To the extent that Roy references crosswalks, its pronouncement was merely dictum and thus nonbinding. Further, there is a critical distinction between an injury occurring to an individual traveling on a path running parallel to the improved portion of the highway designed for vehicular travel and an individual injured while traveling across the improved portion of the highway designed for vehicular travel.
With respect to the city of Berkley, we agree that summary disposition was properly granted because the city did not have jurisdiction over the crosswalk. The governmental immunity act limits liability under the highway exception to the governmental agency having jurisdiction *562 over the highway at the time of the injury. Markillie v. Livingston Co. Bd. of Co. Rd. Comm'rs, 210 Mich.App. 16, 19, 532 N.W.2d 878 (1995). Only one governmental agency at a time can have jurisdiction over a highway; there is no concurrent jurisdiction. Id. at 20, 532 N.W.2d 878. Here, the Oakland County Road Commission acknowledged its jurisdiction over the crosswalk where plaintiff fell. Further, the city submitted affidavits indicating that the area where plaintiff fell was not within its jurisdiction, but rather was within the jurisdiction of the county road commission. Plaintiff submitted nothing to counter this evidence. Therefore, the trial court properly granted summary disposition in favor of defendant city of Berkley.

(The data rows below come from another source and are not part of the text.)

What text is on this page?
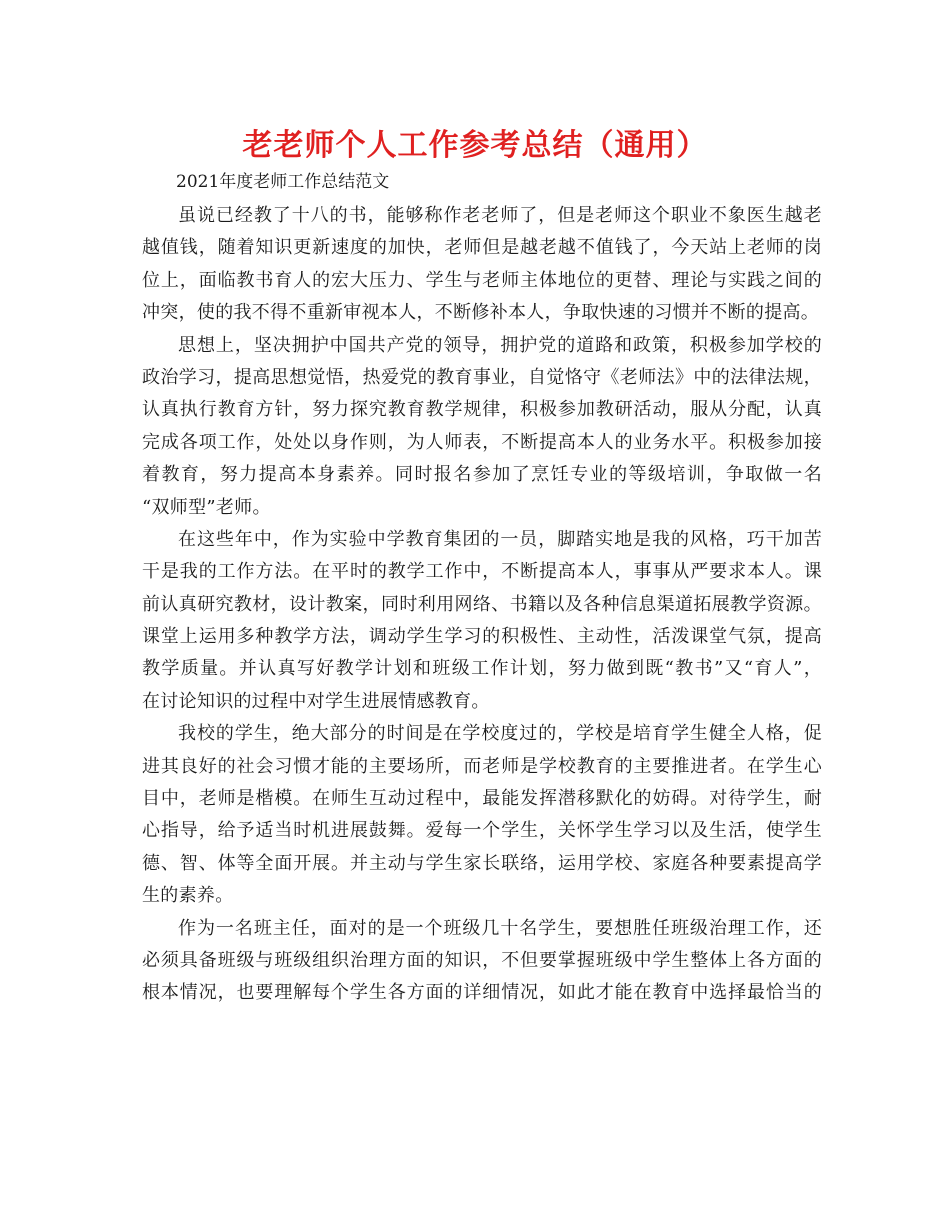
老老师个人工作参考总结（通用）
2021年度老师工作总结范文
虽说已经教了十八的书，能够称作老老师了，但是老师这个职业不象医生越老
越值钱，随着知识更新速度的加快，老师但是越老越不值钱了，今天站上老师的岗
位上，面临教书育人的宏大压力、学生与老师主体地位的更替、理论与实践之间的
冲突，使的我不得不重新审视本人，不断修补本人，争取快速的习惯并不断的提高。
思想上，坚决拥护中国共产党的领导，拥护党的道路和政策，积极参加学校的
政治学习，提高思想觉悟，热爱党的教育事业，自觉恪守《老师法》中的法律法规，
认真执行教育方针，努力探究教育教学规律，积极参加教研活动，服从分配，认真
完成各项工作，处处以身作则，为人师表，不断提高本人的业务水平。积极参加接
着教育，努力提高本身素养。同时报名参加了烹饪专业的等级培训，争取做一名
“双师型”老师。
在这些年中，作为实验中学教育集团的一员，脚踏实地是我的风格，巧干加苦
干是我的工作方法。在平时的教学工作中，不断提高本人，事事从严要求本人。课
前认真研究教材，设计教案，同时利用网络、书籍以及各种信息渠道拓展教学资源。
课堂上运用多种教学方法，调动学生学习的积极性、主动性，活泼课堂气氛，提高
教学质量。并认真写好教学计划和班级工作计划，努力做到既“教书”又“育人”，
在讨论知识的过程中对学生进展情感教育。
我校的学生，绝大部分的时间是在学校度过的，学校是培育学生健全人格，促
进其良好的社会习惯才能的主要场所，而老师是学校教育的主要推进者。在学生心
目中，老师是楷模。在师生互动过程中，最能发挥潜移默化的妨碍。对待学生，耐
心指导，给予适当时机进展鼓舞。爱每一个学生，关怀学生学习以及生活，使学生
德、智、体等全面开展。并主动与学生家长联络，运用学校、家庭各种要素提高学
生的素养。
作为一名班主任，面对的是一个班级几十名学生，要想胜任班级治理工作，还
必须具备班级与班级组织治理方面的知识，不但要掌握班级中学生整体上各方面的
根本情况，也要理解每个学生各方面的详细情况，如此才能在教育中选择最恰当的
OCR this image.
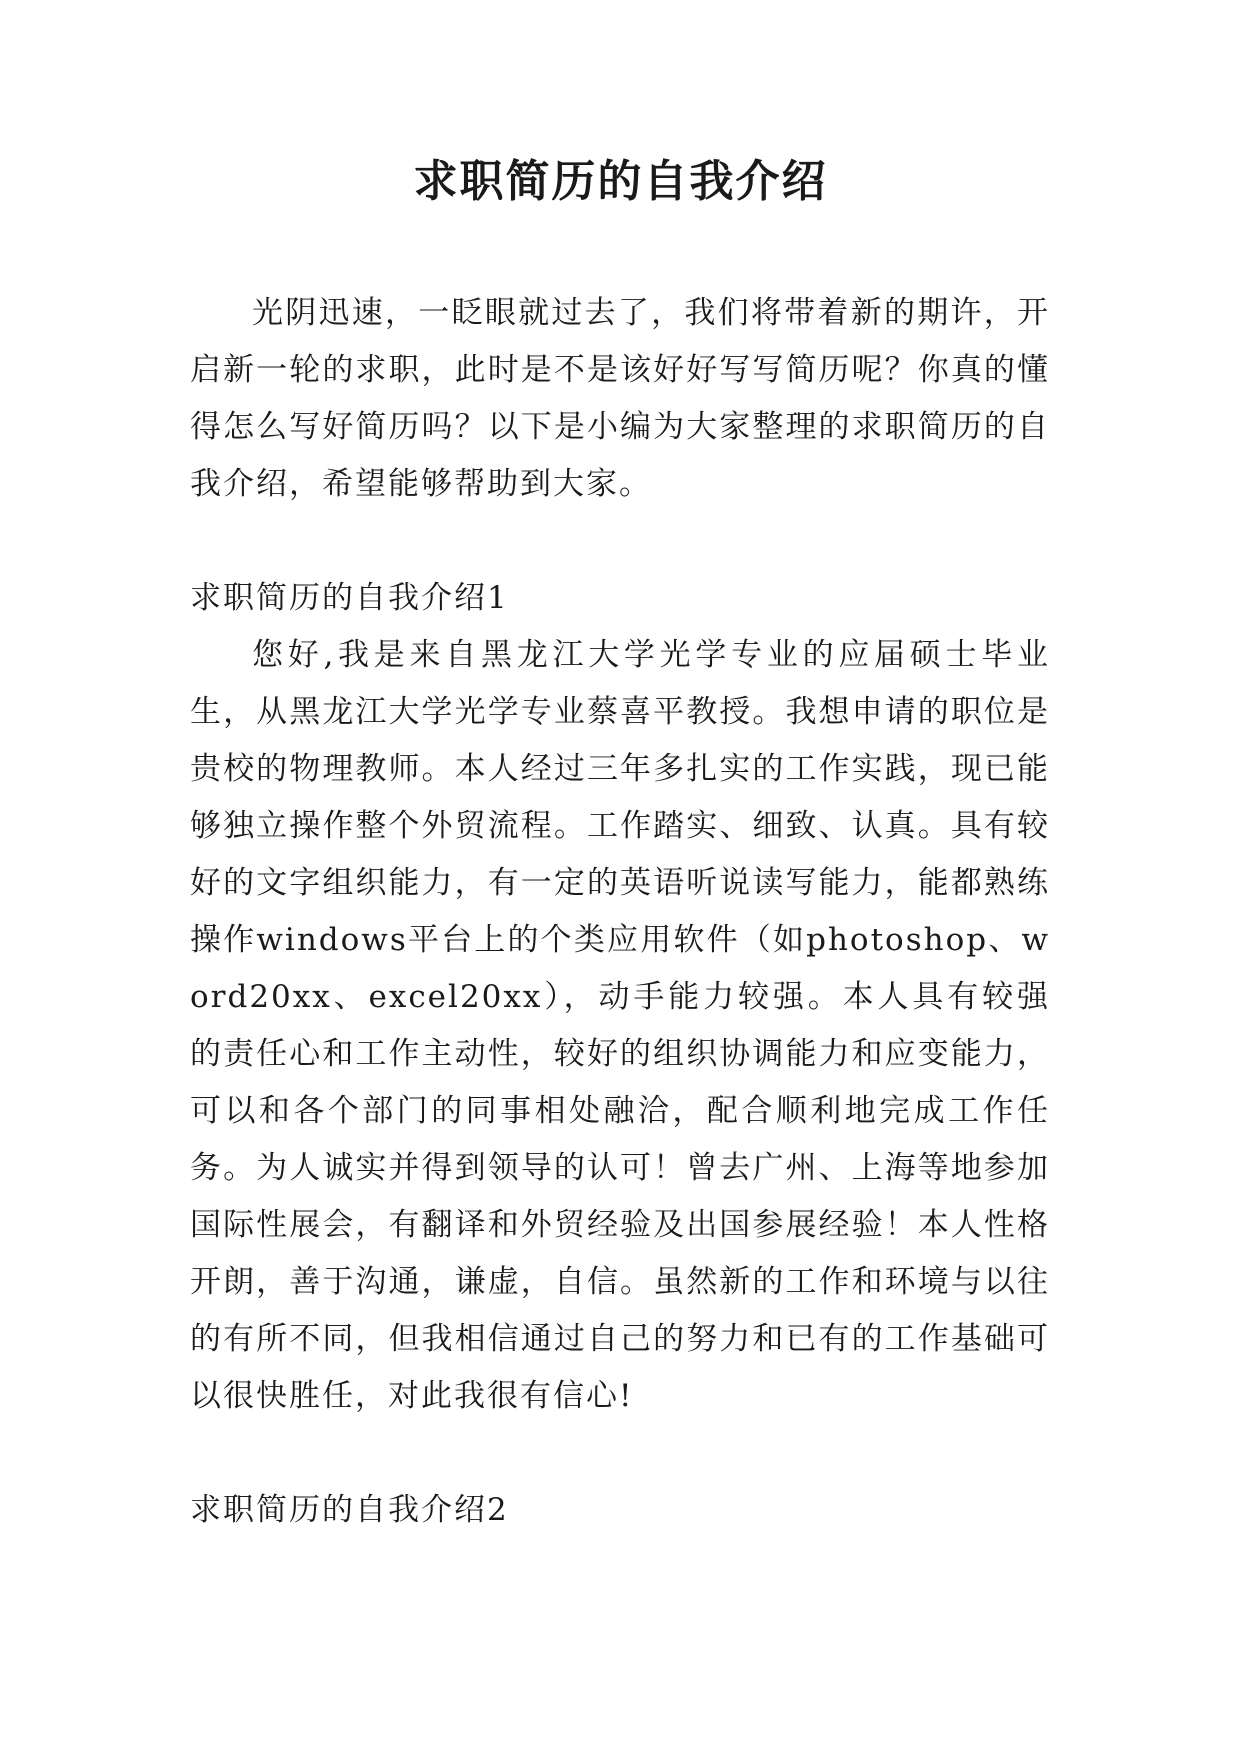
求职简历的自我介绍

光阴迅速，一眨眼就过去了，我们将带着新的期许，开启新一轮的求职，此时是不是该好好写写简历呢？你真的懂得怎么写好简历吗？以下是小编为大家整理的求职简历的自我介绍，希望能够帮助到大家。

求职简历的自我介绍1

您好,我是来自黑龙江大学光学专业的应届硕士毕业生，从黑龙江大学光学专业蔡喜平教授。我想申请的职位是贵校的物理教师。本人经过三年多扎实的工作实践，现已能够独立操作整个外贸流程。工作踏实、细致、认真。具有较好的文字组织能力，有一定的英语听说读写能力，能都熟练操作windows平台上的个类应用软件（如photoshop、word20xx、excel20xx），动手能力较强。本人具有较强的责任心和工作主动性，较好的组织协调能力和应变能力，可以和各个部门的同事相处融洽，配合顺利地完成工作任务。为人诚实并得到领导的认可！曾去广州、上海等地参加国际性展会，有翻译和外贸经验及出国参展经验！本人性格开朗，善于沟通，谦虚，自信。虽然新的工作和环境与以往的有所不同，但我相信通过自己的努力和已有的工作基础可以很快胜任，对此我很有信心!

求职简历的自我介绍2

Affirmed in part and reversed in part.
NOTES
[1] Plaintiff's accident allegedly occurred on May 31, 1996. Effective March 25, 1996, the statutory language at issue was amended by 1996 PA 150.

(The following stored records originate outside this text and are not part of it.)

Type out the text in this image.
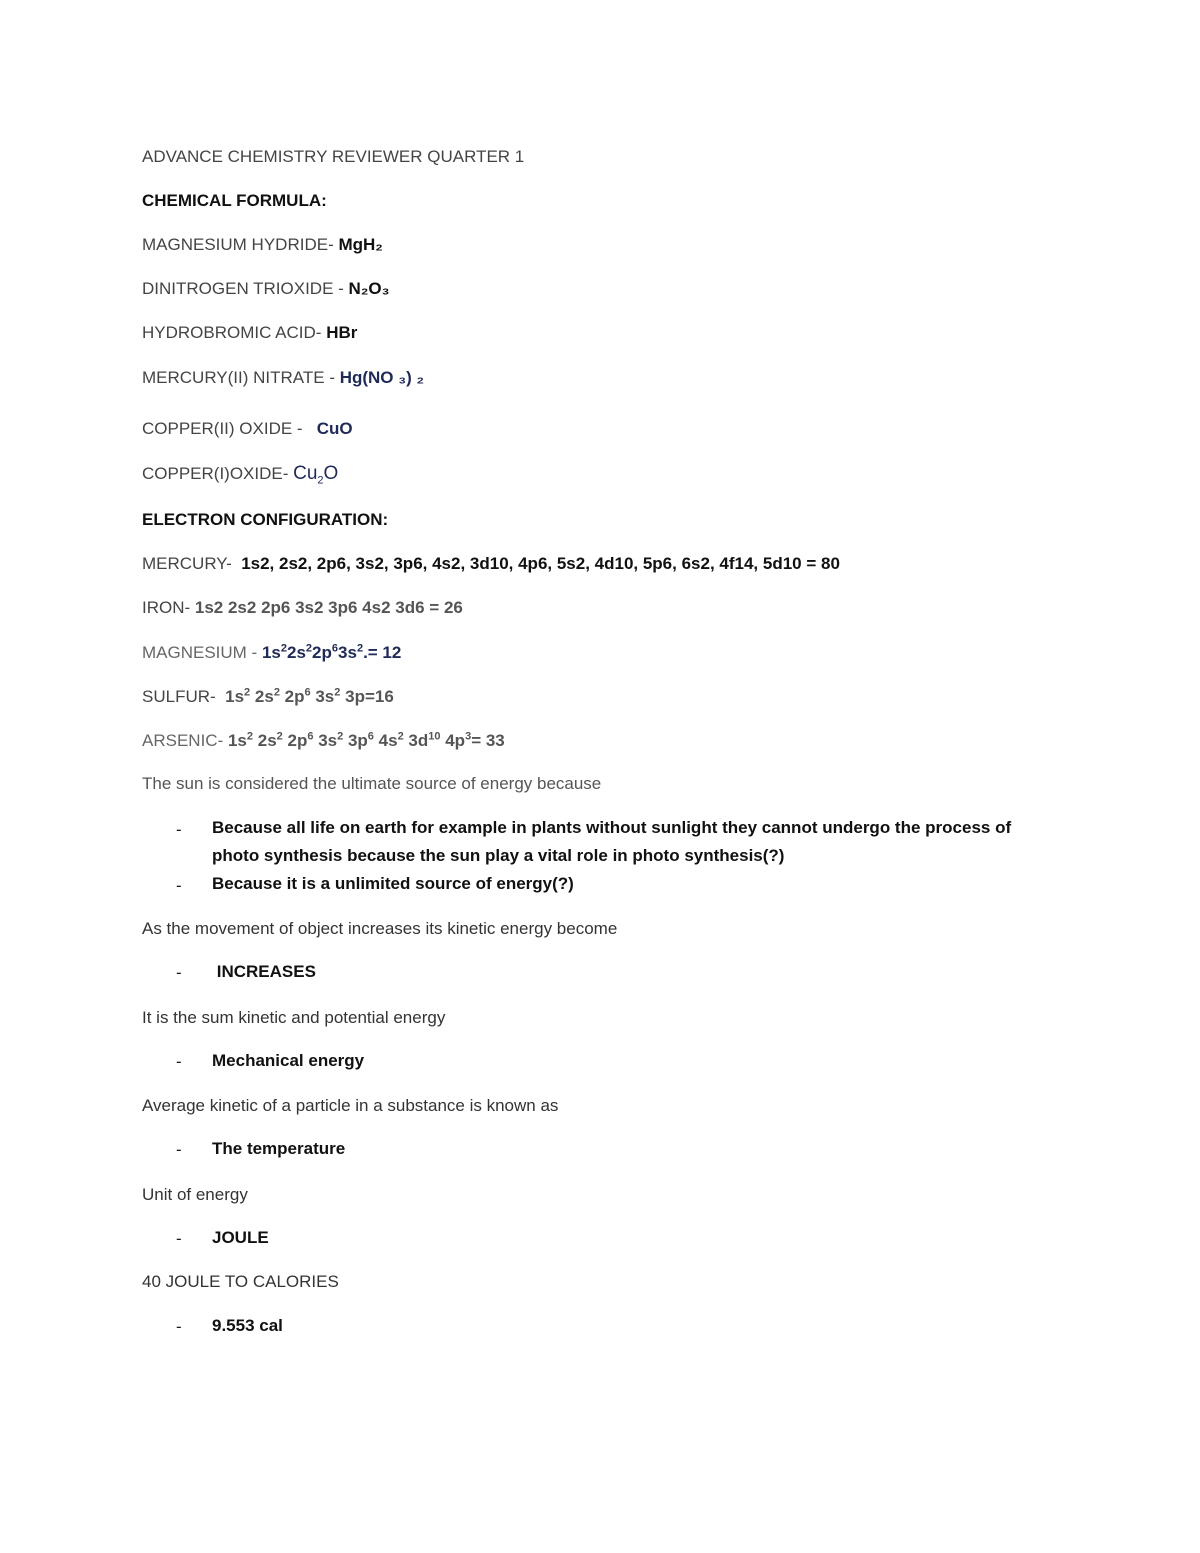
ADVANCE CHEMISTRY REVIEWER QUARTER 1
CHEMICAL FORMULA:
MAGNESIUM HYDRIDE- MgH₂
DINITROGEN TRIOXIDE - N₂O₃
HYDROBROMIC ACID- HBr
MERCURY(II) NITRATE - Hg(NO ₃) ₂
COPPER(II) OXIDE -   CuO
COPPER(I)OXIDE- $Cu_2O$
ELECTRON CONFIGURATION:
MERCURY-  1s2, 2s2, 2p6, 3s2, 3p6, 4s2, 3d10, 4p6, 5s2, 4d10, 5p6, 6s2, 4f14, 5d10 = 80
IRON- 1s2 2s2 2p6 3s2 3p6 4s2 3d6 = 26
MAGNESIUM - $1s^22s^22p^63s^2.= 12$
SULFUR-  $1s^2$ $2s^2$ $2p^6$ $3s^2$ 3p=16
ARSENIC- $1s^2$ $2s^2$ $2p^6$ $3s^2$ $3p^6$ $4s^2$ $3d^{10}$ $4p^3= 33$
The sun is considered the ultimate source of energy because
- Because all life on earth for example in plants without sunlight they cannot undergo the process of photo synthesis because the sun play a vital role in photo synthesis(?)
- Because it is a unlimited source of energy(?)
As the movement of object increases its kinetic energy become
- INCREASES
It is the sum kinetic and potential energy
- Mechanical energy
Average kinetic of a particle in a substance is known as
- The temperature
Unit of energy
- JOULE
40 JOULE TO CALORIES
- 9.553 cal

[2] We believe that the reasoning in Nawrocki is instructive, even though the language of the highway exception at issue in that case is different from the exception applicable here. Each of the differences is minor and does not undermine the soundness of the Nawrocki analysis.

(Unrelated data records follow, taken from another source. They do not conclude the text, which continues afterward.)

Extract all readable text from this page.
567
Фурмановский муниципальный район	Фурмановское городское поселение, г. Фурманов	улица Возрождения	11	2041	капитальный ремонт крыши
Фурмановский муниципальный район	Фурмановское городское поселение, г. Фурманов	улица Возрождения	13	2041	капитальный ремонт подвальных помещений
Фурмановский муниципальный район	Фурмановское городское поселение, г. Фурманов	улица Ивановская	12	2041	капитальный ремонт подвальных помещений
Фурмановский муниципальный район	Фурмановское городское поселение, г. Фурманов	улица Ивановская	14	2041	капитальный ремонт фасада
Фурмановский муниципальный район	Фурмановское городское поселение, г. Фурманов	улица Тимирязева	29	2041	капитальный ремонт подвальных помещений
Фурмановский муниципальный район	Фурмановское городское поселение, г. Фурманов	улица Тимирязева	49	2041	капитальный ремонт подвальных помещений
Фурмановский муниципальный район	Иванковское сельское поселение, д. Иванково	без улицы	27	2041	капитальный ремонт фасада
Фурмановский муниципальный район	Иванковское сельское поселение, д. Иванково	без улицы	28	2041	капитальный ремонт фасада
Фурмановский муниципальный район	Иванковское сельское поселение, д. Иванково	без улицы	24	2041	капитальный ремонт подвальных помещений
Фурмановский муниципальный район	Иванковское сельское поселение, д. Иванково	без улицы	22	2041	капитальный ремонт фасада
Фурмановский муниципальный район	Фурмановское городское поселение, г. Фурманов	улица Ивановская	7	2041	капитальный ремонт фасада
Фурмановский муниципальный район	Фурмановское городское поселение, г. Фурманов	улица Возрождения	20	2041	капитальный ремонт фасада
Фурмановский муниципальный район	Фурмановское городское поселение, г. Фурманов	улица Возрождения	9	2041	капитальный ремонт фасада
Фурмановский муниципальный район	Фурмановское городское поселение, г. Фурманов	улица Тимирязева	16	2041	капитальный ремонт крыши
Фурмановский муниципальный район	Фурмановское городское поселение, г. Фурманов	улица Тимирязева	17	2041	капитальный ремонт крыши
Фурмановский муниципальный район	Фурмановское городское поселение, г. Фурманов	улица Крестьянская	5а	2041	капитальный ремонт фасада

[3] Justices Brickley and Kelly concurred with Justice Cavanagh. Id. at 661, 615 N.W.2d 702.
[4] Black's observes that in this example, the catch-all provision "would probably be held to include only four-legged, hoofed mammals (and thus would exclude chickens)." Black's, supra at 535.
[5] In McKellar v. Detroit, 57 Mich. 158, 162, 23 N.W. 621 (1885), the Supreme Court noted that "[i]n the city of Detroit it is estimated that there are more than 10,000 cross-walks inside of the suburbs." Extrapolated over the entire state through the succeeding years, we believe it is possible, indeed probable, that separate installation crosswalks could still be found in the state in 1964. If so, it is reasonable to assume that the legislative representatives for those areas would probably have been very aware of their existence when fashioning the highway exception.
[6] Wisne v. Dep't of Treasury, 244 Mich.App. 342, 349, 625 N.W.2d 401 (2001).